Style – With their often protuberant shape and design, vessel sinks boast an eye-catching panache which is unlike many ordinary bathroom basins.
Versatile – Although they are usually bowl or box shaped, vessel basins are available in a variety of different shapes and sizes which can also be manipulated into different styles - modern or traditional- and come either counter mounted or semi-recessed.
Imaginative – Without the restriction of being integrated into a unit or pedestal, designers are able to exercise their imagination and creativity when it comes to developing bathroom vessel sinks. It is not uncommon to discover obscure designs which mimic feathers, fossils, leaves, buckets, shells, flower heads and even egg shells.
Changeable – The fact that many vessel sinks are not integrated into vanity units or countertops also make them much easier to remove and change if you and inclined to change your bathroom theme.
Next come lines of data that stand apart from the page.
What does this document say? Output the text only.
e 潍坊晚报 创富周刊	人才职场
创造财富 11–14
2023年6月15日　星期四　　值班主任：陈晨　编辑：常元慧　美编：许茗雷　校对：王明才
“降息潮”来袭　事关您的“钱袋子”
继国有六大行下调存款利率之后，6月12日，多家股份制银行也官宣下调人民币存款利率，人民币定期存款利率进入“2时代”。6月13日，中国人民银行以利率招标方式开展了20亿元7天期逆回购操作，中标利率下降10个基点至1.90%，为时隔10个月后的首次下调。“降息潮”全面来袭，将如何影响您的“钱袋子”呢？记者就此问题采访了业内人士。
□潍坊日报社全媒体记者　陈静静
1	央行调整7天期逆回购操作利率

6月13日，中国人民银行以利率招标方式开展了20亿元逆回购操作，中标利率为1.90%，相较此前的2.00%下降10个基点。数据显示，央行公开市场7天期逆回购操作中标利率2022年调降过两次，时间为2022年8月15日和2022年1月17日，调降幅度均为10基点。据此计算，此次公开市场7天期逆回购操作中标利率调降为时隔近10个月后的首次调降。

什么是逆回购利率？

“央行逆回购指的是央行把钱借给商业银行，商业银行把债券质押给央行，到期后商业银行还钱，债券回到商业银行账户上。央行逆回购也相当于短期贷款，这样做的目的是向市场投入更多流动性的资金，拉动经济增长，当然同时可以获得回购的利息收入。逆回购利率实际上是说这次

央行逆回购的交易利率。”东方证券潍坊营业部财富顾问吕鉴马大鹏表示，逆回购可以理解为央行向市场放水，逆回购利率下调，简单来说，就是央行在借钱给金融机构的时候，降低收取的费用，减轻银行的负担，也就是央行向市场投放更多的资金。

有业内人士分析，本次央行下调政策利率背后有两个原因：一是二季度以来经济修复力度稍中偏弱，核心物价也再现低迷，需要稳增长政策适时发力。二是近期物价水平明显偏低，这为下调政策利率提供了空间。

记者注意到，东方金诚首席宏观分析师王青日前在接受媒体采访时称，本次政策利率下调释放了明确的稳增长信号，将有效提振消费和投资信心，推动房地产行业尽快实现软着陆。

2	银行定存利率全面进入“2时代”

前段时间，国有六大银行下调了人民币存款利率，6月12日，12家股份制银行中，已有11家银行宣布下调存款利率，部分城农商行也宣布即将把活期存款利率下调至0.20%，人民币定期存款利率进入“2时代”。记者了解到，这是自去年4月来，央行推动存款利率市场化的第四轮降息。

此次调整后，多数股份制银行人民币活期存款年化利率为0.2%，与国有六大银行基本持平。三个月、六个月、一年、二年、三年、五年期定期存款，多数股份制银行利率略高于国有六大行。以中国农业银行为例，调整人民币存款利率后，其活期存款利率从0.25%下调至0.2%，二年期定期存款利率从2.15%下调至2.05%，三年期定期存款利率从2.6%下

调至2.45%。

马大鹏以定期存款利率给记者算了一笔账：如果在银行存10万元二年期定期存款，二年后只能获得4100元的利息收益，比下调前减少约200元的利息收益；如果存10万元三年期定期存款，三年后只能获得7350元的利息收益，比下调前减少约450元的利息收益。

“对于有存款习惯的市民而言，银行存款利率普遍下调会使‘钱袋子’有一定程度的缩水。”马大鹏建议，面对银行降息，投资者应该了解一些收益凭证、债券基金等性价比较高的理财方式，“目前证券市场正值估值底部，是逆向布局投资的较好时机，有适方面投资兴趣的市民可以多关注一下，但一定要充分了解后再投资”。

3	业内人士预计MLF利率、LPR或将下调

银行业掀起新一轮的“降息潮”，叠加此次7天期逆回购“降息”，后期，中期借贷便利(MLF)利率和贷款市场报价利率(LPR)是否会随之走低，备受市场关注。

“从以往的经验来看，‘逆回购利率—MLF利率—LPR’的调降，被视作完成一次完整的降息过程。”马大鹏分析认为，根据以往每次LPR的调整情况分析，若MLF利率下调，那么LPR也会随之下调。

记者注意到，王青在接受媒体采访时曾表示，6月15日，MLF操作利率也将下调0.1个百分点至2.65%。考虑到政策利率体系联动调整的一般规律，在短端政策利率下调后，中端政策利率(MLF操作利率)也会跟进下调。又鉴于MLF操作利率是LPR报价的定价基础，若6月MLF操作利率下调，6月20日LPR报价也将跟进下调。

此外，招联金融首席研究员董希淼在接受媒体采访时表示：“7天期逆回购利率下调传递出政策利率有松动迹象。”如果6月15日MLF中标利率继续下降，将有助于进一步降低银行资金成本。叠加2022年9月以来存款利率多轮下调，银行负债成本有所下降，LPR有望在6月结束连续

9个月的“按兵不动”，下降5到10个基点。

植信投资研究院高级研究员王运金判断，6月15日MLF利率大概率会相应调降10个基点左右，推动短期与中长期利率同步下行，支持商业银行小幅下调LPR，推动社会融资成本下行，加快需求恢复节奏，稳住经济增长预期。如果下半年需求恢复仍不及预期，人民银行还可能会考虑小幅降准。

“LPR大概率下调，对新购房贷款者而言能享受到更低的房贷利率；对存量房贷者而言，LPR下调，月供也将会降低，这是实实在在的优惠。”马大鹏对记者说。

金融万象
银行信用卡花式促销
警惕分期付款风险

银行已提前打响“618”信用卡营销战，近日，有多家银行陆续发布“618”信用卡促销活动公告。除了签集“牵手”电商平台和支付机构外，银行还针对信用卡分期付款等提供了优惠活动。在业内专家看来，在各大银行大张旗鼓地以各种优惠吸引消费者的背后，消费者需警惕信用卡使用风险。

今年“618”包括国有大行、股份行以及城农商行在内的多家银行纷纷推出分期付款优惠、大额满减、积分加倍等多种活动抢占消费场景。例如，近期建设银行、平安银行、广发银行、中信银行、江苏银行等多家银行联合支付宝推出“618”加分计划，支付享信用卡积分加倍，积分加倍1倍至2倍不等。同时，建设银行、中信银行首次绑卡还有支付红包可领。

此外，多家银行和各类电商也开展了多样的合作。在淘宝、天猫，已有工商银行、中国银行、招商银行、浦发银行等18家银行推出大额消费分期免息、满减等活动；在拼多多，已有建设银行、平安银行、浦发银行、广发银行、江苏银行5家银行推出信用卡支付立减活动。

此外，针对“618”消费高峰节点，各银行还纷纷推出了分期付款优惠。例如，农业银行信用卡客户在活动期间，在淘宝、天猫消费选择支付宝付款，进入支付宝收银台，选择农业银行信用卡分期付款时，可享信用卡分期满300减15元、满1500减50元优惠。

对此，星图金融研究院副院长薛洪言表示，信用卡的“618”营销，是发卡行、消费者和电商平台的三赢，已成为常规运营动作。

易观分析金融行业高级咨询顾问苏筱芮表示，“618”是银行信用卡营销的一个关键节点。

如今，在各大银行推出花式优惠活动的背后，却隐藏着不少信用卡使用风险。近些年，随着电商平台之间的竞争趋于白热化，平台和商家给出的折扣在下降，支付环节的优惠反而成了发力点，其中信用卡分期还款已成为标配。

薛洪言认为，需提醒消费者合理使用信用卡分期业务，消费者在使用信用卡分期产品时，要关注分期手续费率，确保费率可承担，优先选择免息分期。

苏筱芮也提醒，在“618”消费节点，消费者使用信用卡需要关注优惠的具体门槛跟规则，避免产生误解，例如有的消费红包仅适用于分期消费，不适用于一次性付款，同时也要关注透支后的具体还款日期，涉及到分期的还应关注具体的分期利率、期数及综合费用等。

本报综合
Easy to install – In conjunction with the above, the fact vessel basins are interchangeable, also make them very easy to install. Without countertop cut-outs being required, the installation process needs only a hole for the drain.
Spacious – Most vessel basins free is a small amount of counter space but clear glass models also help to provide a sense of spaciousness due to their airy feel.
Cost – Bathroom vessel sinks used to be considered as the basin elite and were accompanied by a large price tag. This is not the case anymore and they’re not as expensive as people assume.
Stability – Due to their freestanding design some people are under the impression that vessel basins are not stable; this is untrue, especially for partially recessed designs.
Durability – Many people assume that vessel sinks may be prone to damage and chipping because of the often protruding/obvious lips; although they are prominent they are by no means fragile.
Splashing – A common misconception is that vessel basins are prone to excessive splashing; this is not the case. If the faucet is properly and professionally installed, the height and angle should minimise any splashing. Fitting an aerator will naturally create a non-splashing stream of water.
Cleaning – Yes, vessel basins may have a larger surface area because of the simple fact it features two exposed sides but this does not mean it requires additional maintenance.
Height – It is often believed that the higher rim may be an issue for shorter people, however, if consideration is given they can prove to be more ergonomic - the key is marry the size of the vanity or countertop with the vessel basin.
Overflows – People assume that vessel sinks do not come with built in overflow relief drains. Some do; such as this premier vessel basin. With a little care and attention, this is a non-issue. Remember the following:-
• Slotted Waste - If the vessel sink has an overflow built in then you will require a slotted waste.
• Unslotted Waste – Use an unslotted waste if the basin does not feature an integral overflow.
• Pop-Up (Push-Button) Waste – This type of waste is only available in a slotted format.